Toolbars may not sound sexy to many of you guys but they drive a lot of searches and it will be one of Google’s biggest defence if MS begin to tightly integrate search into the desktop…As one of the previous poster said with 20 million downloads Sun will be a new powerful distribution channel.
About 78 million individual users visit Google sites each month, according to Nielsen/NetRatings , so imagine how much new users will 20 million toolbar donwloads per month will bring to google!
How successful has the sidebar been? How successful has the desktop search been?
Don’t they all go away with Vista?
What’s the big deal? Google and Sun work together. Officially. Microsoft is the target. Period.
Scott McNealy:
“We are going after revenue, growth, profits, customers…We are going afer the community…”
http://divedi.blogspot.com/2005/10/google-sun-network-is-computer.html
I think this is just a beginning for a long haul of Office Suite Development. Since they would be working so closely with each other, they din’t want people to speculate on their future offerings. This way they are opening the gates to each others engineers to work on a major Industry shattering Service-like, Office Suite, without getting much press.

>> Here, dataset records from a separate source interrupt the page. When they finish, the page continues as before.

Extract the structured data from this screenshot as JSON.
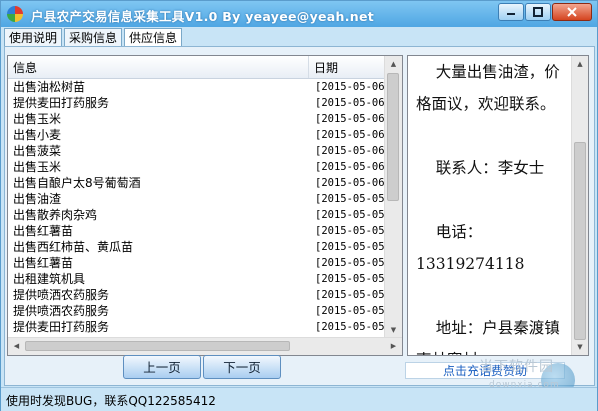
{
  "window": {
    "title": "户县农产交易信息采集工具V1.0  By yeayee@yeah.net"
  },
  "tabs": [
    {
      "label": "使用说明",
      "active": false
    },
    {
      "label": "采购信息",
      "active": false
    },
    {
      "label": "供应信息",
      "active": true
    }
  ],
  "list": {
    "columns": [
      "信息",
      "日期"
    ],
    "rows": [
      {
        "info": "出售油松树苗",
        "date": "[2015-05-06]"
      },
      {
        "info": "提供麦田打药服务",
        "date": "[2015-05-06]"
      },
      {
        "info": "出售玉米",
        "date": "[2015-05-06]"
      },
      {
        "info": "出售小麦",
        "date": "[2015-05-06]"
      },
      {
        "info": "出售菠菜",
        "date": "[2015-05-06]"
      },
      {
        "info": "出售玉米",
        "date": "[2015-05-06]"
      },
      {
        "info": "出售自酿户太8号葡萄酒",
        "date": "[2015-05-06]"
      },
      {
        "info": "出售油渣",
        "date": "[2015-05-05]"
      },
      {
        "info": "出售散养肉杂鸡",
        "date": "[2015-05-05]"
      },
      {
        "info": "出售红薯苗",
        "date": "[2015-05-05]"
      },
      {
        "info": "出售西红柿苗、黄瓜苗",
        "date": "[2015-05-05]"
      },
      {
        "info": "出售红薯苗",
        "date": "[2015-05-05]"
      },
      {
        "info": "出租建筑机具",
        "date": "[2015-05-05]"
      },
      {
        "info": "提供喷洒农药服务",
        "date": "[2015-05-05]"
      },
      {
        "info": "提供喷洒农药服务",
        "date": "[2015-05-05]"
      },
      {
        "info": "提供麦田打药服务",
        "date": "[2015-05-05]"
      }
    ]
  },
  "detail": {
    "text": "    大量出售油渣，价格面议，欢迎联系。\n\n    联系人：李女士\n\n    电话：\n13319274118\n\n    地址：户县秦渡镇枣林寨村"
  },
  "pager": {
    "prev": "上一页",
    "next": "下一页"
  },
  "donate_link": "点击充话费赞助",
  "watermark": {
    "text": "当下软件园",
    "sub": "downxia.com"
  },
  "status": "使用时发现BUG，联系QQ122585412"
}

evryone is missing the point:
google saved NASA, now they want to save the SUN, next they will come down to buying EARTHlink, after that maybe come closer to home and save BUSH, as in GWB…
Maybe they will merge.
Create a company called SUoggle. Then will be bought by Oracle that can add a AJAX-injected Office Suite into their offerings..

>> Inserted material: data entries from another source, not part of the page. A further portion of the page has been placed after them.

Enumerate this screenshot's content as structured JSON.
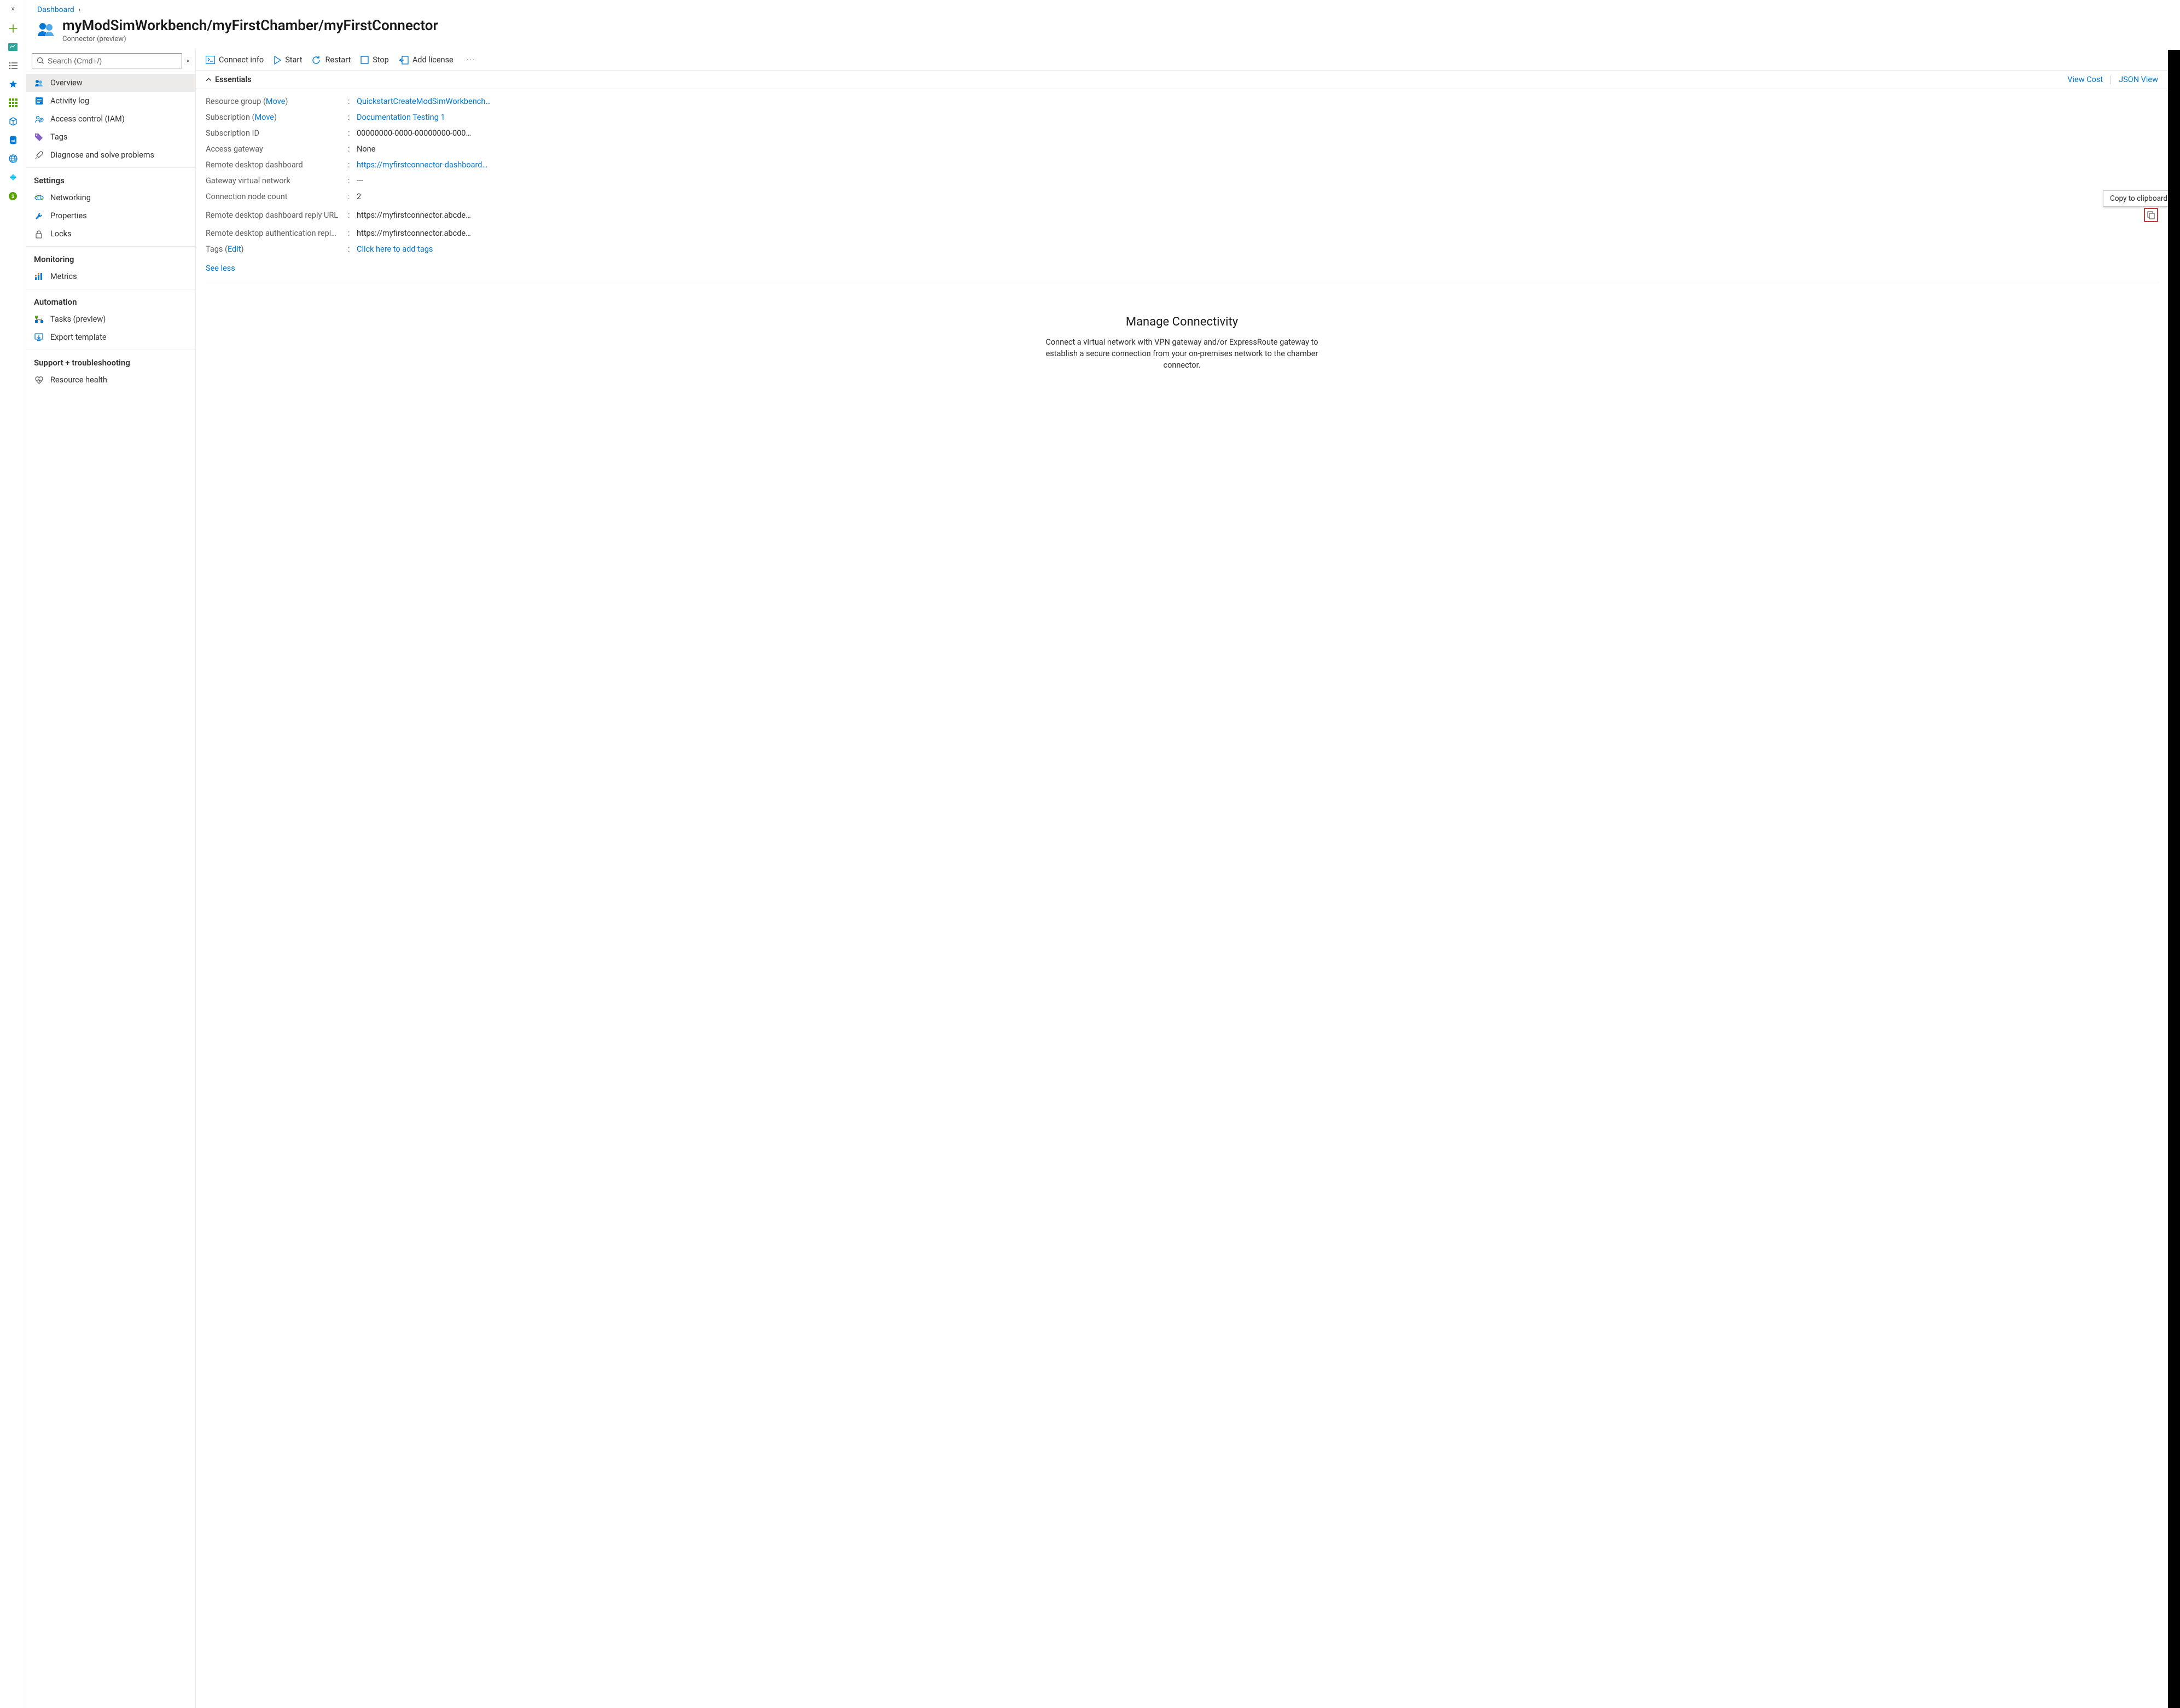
{
  "breadcrumb": {
    "root": "Dashboard"
  },
  "header": {
    "title": "myModSimWorkbench/myFirstChamber/myFirstConnector",
    "subtitle": "Connector (preview)"
  },
  "search": {
    "placeholder": "Search (Cmd+/)"
  },
  "sidebar": {
    "items_top": [
      {
        "label": "Overview",
        "icon": "overview",
        "active": true
      },
      {
        "label": "Activity log",
        "icon": "activity"
      },
      {
        "label": "Access control (IAM)",
        "icon": "iam"
      },
      {
        "label": "Tags",
        "icon": "tags"
      },
      {
        "label": "Diagnose and solve problems",
        "icon": "diagnose"
      }
    ],
    "settings_heading": "Settings",
    "items_settings": [
      {
        "label": "Networking",
        "icon": "networking"
      },
      {
        "label": "Properties",
        "icon": "properties"
      },
      {
        "label": "Locks",
        "icon": "locks"
      }
    ],
    "monitoring_heading": "Monitoring",
    "items_monitoring": [
      {
        "label": "Metrics",
        "icon": "metrics"
      }
    ],
    "automation_heading": "Automation",
    "items_automation": [
      {
        "label": "Tasks (preview)",
        "icon": "tasks"
      },
      {
        "label": "Export template",
        "icon": "export"
      }
    ],
    "support_heading": "Support + troubleshooting",
    "items_support": [
      {
        "label": "Resource health",
        "icon": "health"
      }
    ]
  },
  "toolbar": {
    "connect": "Connect info",
    "start": "Start",
    "restart": "Restart",
    "stop": "Stop",
    "license": "Add license"
  },
  "essentials": {
    "heading": "Essentials",
    "view_cost": "View Cost",
    "json_view": "JSON View",
    "rows": [
      {
        "label": "Resource group",
        "move": "Move",
        "value": "QuickstartCreateModSimWorkbench…",
        "link": true
      },
      {
        "label": "Subscription",
        "move": "Move",
        "value": "Documentation Testing 1",
        "link": true
      },
      {
        "label": "Subscription ID",
        "value": "00000000-0000-00000000-000…"
      },
      {
        "label": "Access gateway",
        "value": "None"
      },
      {
        "label": "Remote desktop dashboard",
        "value": "https://myfirstconnector-dashboard…",
        "link": true
      },
      {
        "label": "Gateway virtual network",
        "value": "---"
      },
      {
        "label": "Connection node count",
        "value": "2"
      },
      {
        "label": "Remote desktop dashboard reply URL",
        "value": "https://myfirstconnector.abcde…",
        "copy": true
      },
      {
        "label": "Remote desktop authentication repl…",
        "value": "https://myfirstconnector.abcde…"
      },
      {
        "label": "Tags",
        "edit": "Edit",
        "value": "Click here to add tags",
        "link": true
      }
    ],
    "see_less": "See less",
    "tooltip": "Copy to clipboard"
  },
  "connectivity": {
    "heading": "Manage Connectivity",
    "body": "Connect a virtual network with VPN gateway and/or ExpressRoute gateway to establish a secure connection from your on-premises network to the chamber connector."
  }
}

So we would have a company Called OrOOGle which could then sell a database driven Ajax-infused office suite as a streroid infused front end to all their CRM/SRM applications (Siebel + PeopleSoft).
They can also then give everything away for free over the GoogleNet and then makes billions in profits from the “Thank You” notes from the people of SFO that they can sell on eBay..oops..shouldn’t ebay be in the mix too??

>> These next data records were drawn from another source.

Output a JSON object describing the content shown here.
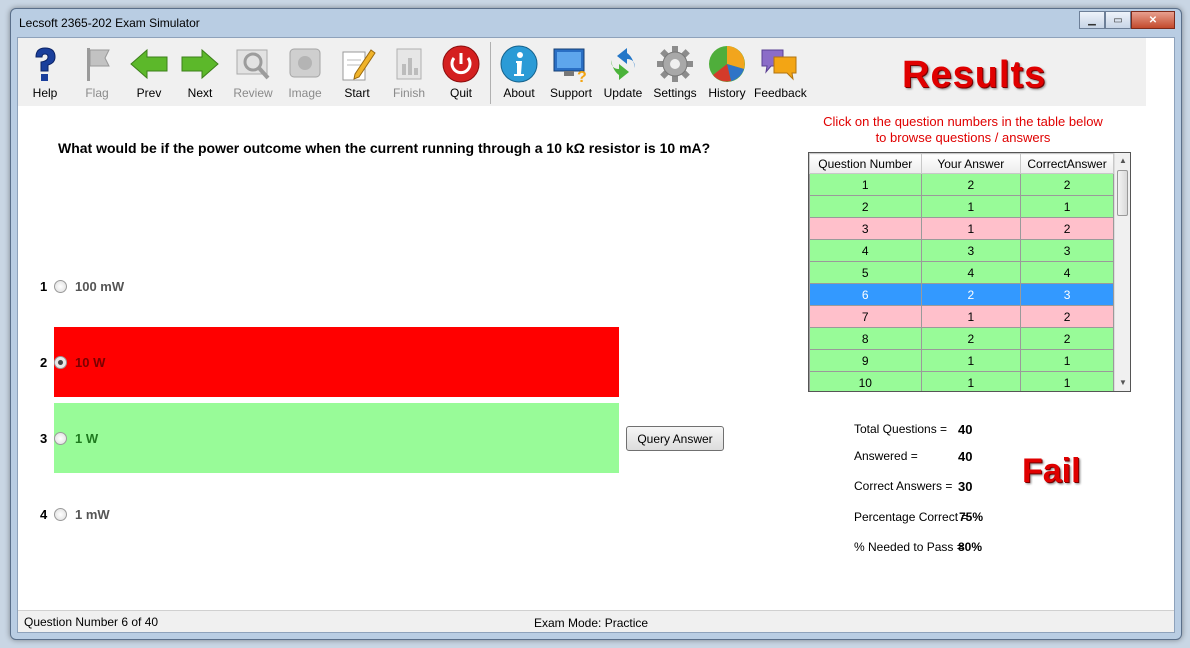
{
  "window": {
    "title": "Lecsoft 2365-202 Exam Simulator",
    "minimize_glyph": "▁",
    "maximize_glyph": "▭",
    "close_glyph": "✕"
  },
  "toolbar": {
    "items": [
      {
        "label": "Help",
        "icon": "help-icon",
        "enabled": true
      },
      {
        "label": "Flag",
        "icon": "flag-icon",
        "enabled": false
      },
      {
        "label": "Prev",
        "icon": "arrow-left-icon",
        "enabled": true
      },
      {
        "label": "Next",
        "icon": "arrow-right-icon",
        "enabled": true
      },
      {
        "label": "Review",
        "icon": "magnifier-icon",
        "enabled": false
      },
      {
        "label": "Image",
        "icon": "image-icon",
        "enabled": false
      },
      {
        "label": "Start",
        "icon": "pencil-paper-icon",
        "enabled": true
      },
      {
        "label": "Finish",
        "icon": "report-icon",
        "enabled": false
      },
      {
        "label": "Quit",
        "icon": "power-icon",
        "enabled": true
      },
      {
        "label": "About",
        "icon": "info-icon",
        "enabled": true
      },
      {
        "label": "Support",
        "icon": "support-monitor-icon",
        "enabled": true
      },
      {
        "label": "Update",
        "icon": "update-arrows-icon",
        "enabled": true
      },
      {
        "label": "Settings",
        "icon": "gear-icon",
        "enabled": true
      },
      {
        "label": "History",
        "icon": "pie-chart-icon",
        "enabled": true
      },
      {
        "label": "Feedback",
        "icon": "speech-bubbles-icon",
        "enabled": true
      }
    ]
  },
  "results": {
    "title": "Results",
    "hint_line1": "Click on the question numbers in the table below",
    "hint_line2": "to browse questions / answers",
    "columns": [
      "Question Number",
      "Your Answer",
      "CorrectAnswer"
    ],
    "rows": [
      {
        "q": "1",
        "yours": "2",
        "correct": "2",
        "status": "ok"
      },
      {
        "q": "2",
        "yours": "1",
        "correct": "1",
        "status": "ok"
      },
      {
        "q": "3",
        "yours": "1",
        "correct": "2",
        "status": "bad"
      },
      {
        "q": "4",
        "yours": "3",
        "correct": "3",
        "status": "ok"
      },
      {
        "q": "5",
        "yours": "4",
        "correct": "4",
        "status": "ok"
      },
      {
        "q": "6",
        "yours": "2",
        "correct": "3",
        "status": "sel"
      },
      {
        "q": "7",
        "yours": "1",
        "correct": "2",
        "status": "bad"
      },
      {
        "q": "8",
        "yours": "2",
        "correct": "2",
        "status": "ok"
      },
      {
        "q": "9",
        "yours": "1",
        "correct": "1",
        "status": "ok"
      },
      {
        "q": "10",
        "yours": "1",
        "correct": "1",
        "status": "ok"
      }
    ]
  },
  "question": {
    "text": "What would be if the power outcome when the current running through a 10 kΩ resistor is 10 mA?",
    "options": [
      {
        "num": "1",
        "text": "100 mW",
        "checked": false
      },
      {
        "num": "2",
        "text": "10 W",
        "checked": true
      },
      {
        "num": "3",
        "text": "1 W",
        "checked": false
      },
      {
        "num": "4",
        "text": "1 mW",
        "checked": false
      }
    ],
    "query_button": "Query Answer"
  },
  "stats": {
    "total_label": "Total Questions =",
    "total_value": "40",
    "answered_label": "Answered =",
    "answered_value": "40",
    "correct_label": "Correct Answers =",
    "correct_value": "30",
    "pct_label": "Percentage Correct =",
    "pct_value": "75%",
    "needed_label": "% Needed to Pass =",
    "needed_value": "80%",
    "verdict": "Fail"
  },
  "status": {
    "question_number": "Question Number 6 of 40",
    "mode": "Exam Mode: Practice"
  },
  "colors": {
    "correct_row": "#98fb98",
    "wrong_row": "#ffc0cb",
    "selected_row": "#3399ff",
    "wrong_answer": "#ff0000",
    "correct_answer": "#98fb98",
    "accent_red": "#e00000"
  }
}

I can’t even smirk at this bubble…..
Does this sound vaguely familiar to anyone?
When Sun first came out with Java, Corel immediately jumped on the bandwagon and embraced the new programming language like they wanted to be the first in line for the Second Coming. Corel spent months of work and millions of dollars trying to create an Office-like environment that would be cross-platform. Both Sun’s and Corel’s stock shot up, and media pundits predicted a showdown between Goliath and the two Davids.
Problem was, Java wasn’t nearly powerful or compact enough back then to get the job done right. The whole thing fizzled out and Corel made yet another right turn to focus on something else. (Like going bankrupt…)
Sun should have “challenge Microsoft to the ultimate showdown” in its Mission Statement. And now that Google is getting big enough to take up some space on the block too, it’s inevitable that Microsoft and Google will start to get in each other’s way. Microsoft has dozens of KO’s under its championship belt while Google may be the baby in “Honey I Blew Up the Kids” — lots of size, but not too wise in the ways of the world. If someone is going to collapse, sadly I think it will be Google.
Love to see something come out to at least rival Office, but if history is any indicator (and it usually is) Microsoft will come out of any “challenge” unscathed.
Hmmm… checking the records… Google owns 3,775 licenses for MS Office 2003 Professional.